I love this way of framing the issue. It makes it clear that there is almost always a trade-off, a choice, that we simply can’t do All The Things in our finite lives. And for someone like me, who identifies as a multipotentialite, that’s sobering.

So, what is life asking of me?

I have been struggling with this question in one form or another for as long as I can remember.

And the answer is… I don’t know.

I feel like I’m edging closer to an answer this year, settling back into the country in which I was born, transitioning fully into the aptly named ‘for-purpose’ sector, exploring with more intent the caring professions. But I can’t help feeling that it’s not enough, that with all the privilege I was born into and luck that has come my way, I have a responsibility to do more.

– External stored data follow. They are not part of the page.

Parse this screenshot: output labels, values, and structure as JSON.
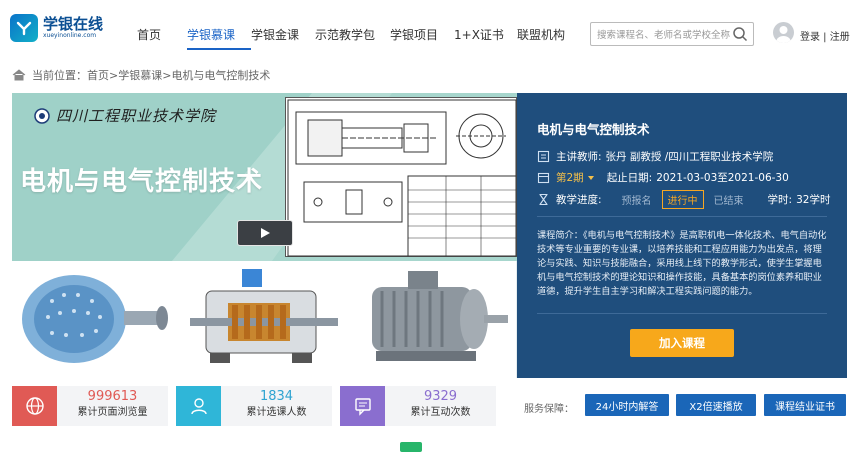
{
  "brand": {
    "name": "学银在线",
    "domain": "xueyinonline.com"
  },
  "nav": {
    "items": [
      "首页",
      "学银慕课",
      "学银金课",
      "示范教学包",
      "学银项目",
      "1+X证书",
      "联盟机构"
    ],
    "active_index": 1
  },
  "search": {
    "placeholder": "搜索课程名、老师名或学校全称"
  },
  "account": {
    "login_label": "登录 | 注册"
  },
  "breadcrumb": {
    "prefix": "当前位置：",
    "items": [
      "首页",
      "学银慕课",
      "电机与电气控制技术"
    ],
    "separator": " > "
  },
  "banner": {
    "school_name": "四川工程职业技术学院",
    "title": "电机与电气控制技术"
  },
  "course": {
    "title": "电机与电气控制技术",
    "teacher_label": "主讲教师:",
    "teacher_value": "张丹 副教授 /四川工程职业技术学院",
    "period": "第2期",
    "date_label": "起止日期:",
    "date_value": "2021-03-03至2021-06-30",
    "progress_label": "教学进度:",
    "stages": [
      "预报名",
      "进行中",
      "已结束"
    ],
    "active_stage_index": 1,
    "hours_label": "学时:",
    "hours_value": "32学时",
    "intro": "课程简介：《电机与电气控制技术》是高职机电一体化技术、电气自动化技术等专业重要的专业课，以培养技能和工程应用能力为出发点，将理论与实践、知识与技能融合，采用线上线下的教学形式，使学生掌握电机与电气控制技术的理论知识和操作技能，具备基本的岗位素养和职业道德，提升学生自主学习和解决工程实践问题的能力。",
    "join_label": "加入课程"
  },
  "stats": [
    {
      "value": "999613",
      "label": "累计页面浏览量",
      "color": "#e05a55",
      "num_color": "#e05a55",
      "icon": "globe-icon"
    },
    {
      "value": "1834",
      "label": "累计选课人数",
      "color": "#2fb6d8",
      "num_color": "#2fa4d1",
      "icon": "users-icon"
    },
    {
      "value": "9329",
      "label": "累计互动次数",
      "color": "#8a6ecf",
      "num_color": "#8a6ecf",
      "icon": "chat-icon"
    }
  ],
  "services": {
    "label": "服务保障：",
    "items": [
      "24小时内解答",
      "X2倍速播放",
      "课程结业证书"
    ]
  },
  "colors": {
    "accent": "#1a63c6",
    "panel": "#1f4e7d",
    "cta": "#f7a81b"
  }
}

Pixar’s beautiful 2020 creation Soul reminds us not to get too caught up in our quest for Purpose with a capital P, that our spark is often best found in “regular old living”. Like so many things, I think the answer, at least for me, will involve both. Finding the right meta-stable state between my inner compass that drives me relentlessly to contribute more to this world; and simply being, embracing the fullness of life.

Krista Tippett, inspired by Rainer Maria Rilke, refers often to living the questions. That when we have a question for which we do not yet have an answer, we are called to not seek the answer but to hold and to live the question, hoping to live eventually into the answer. This is easier some days than others. But I often find that this liminal period between Christmas and the new year, what Germans refer to as Zwischen den Jahren, lends itself specially to ‘holding’ these larger questions.  

What question are you holding as you cross the threshold from this year to the next?

My Joy is Heavy

Photo by Bernd Schulz on Unsplash

How might we accept impermanence with equanimity?

I remember feeling awed and terrified as a young child by the infinity of the universe… and the finiteness of death.

I still have an intense feeling of dread, whenever I allow myself to really think about it. Of existential terror.

After reading a book here, listening to a podcast there over the years, I decided that it was finally time to face it head on. I found the perfect opportunity with the start of a new Working Out Loud circle earlier this year, exploring week after week what death can teach us about living fully.

One of the exercises involves writing down 50 facts about yourself. I surprised myself – and my circle members even more – when I shared the fact that I had never been to a funeral. “Perhaps that explains my obsession with death”, I mused. “It’s theoretical.”


“Are you pregnant?”, the quarantine official asked as part of his health screening routine, as we arrived at the next mandatory checkpoint in the airport after having travelled halfway across the world.

“No”, my husband answered, taking my hand.

“Have you been hospitalised in the past 30 days?”

This time I replied.

“I was pregnant, then I wasn’t, and I went to hospital.”

A pause. A look of surprise. And then unfabricated sorrow.

“I’m so sorry.”

It was one of the most pure, empathetic and touching responses I’ve received since my pregnancy loss.


I’ve been ambivalent since childhood about having my own biological children. When we learnt together with my husband that it would be extremely unlikely, we decided to accept the situation, closing that door and opening another. So it took me a while to realise, and then to believe, that I might actually be pregnant. We were both overjoyed, and at the same time fully aware of the probability that this mini-version of us might not quite make it all the way.

After a first positive ultrasound, though, we started to hope. We kept reminding each other that the likelihood of a healthy birth was exceedingly low, but we started to dream that it wasn’t impossible.

The gynaecologist had asked us to come back for a second ultrasound one week later, just to be sure.

I knew as soon as I saw the image on the screen.


Death is no longer theoretical.

I’ve carried it inside me.

How might I accept one day, with equanimity, the impermanence of this new life that we created through our love?

By acknowledging the loss.

By embracing the grief, along with the joy.

And by remembering.


PS: The title comes from this extraordinary work by The Bengsons. Thank you Meg.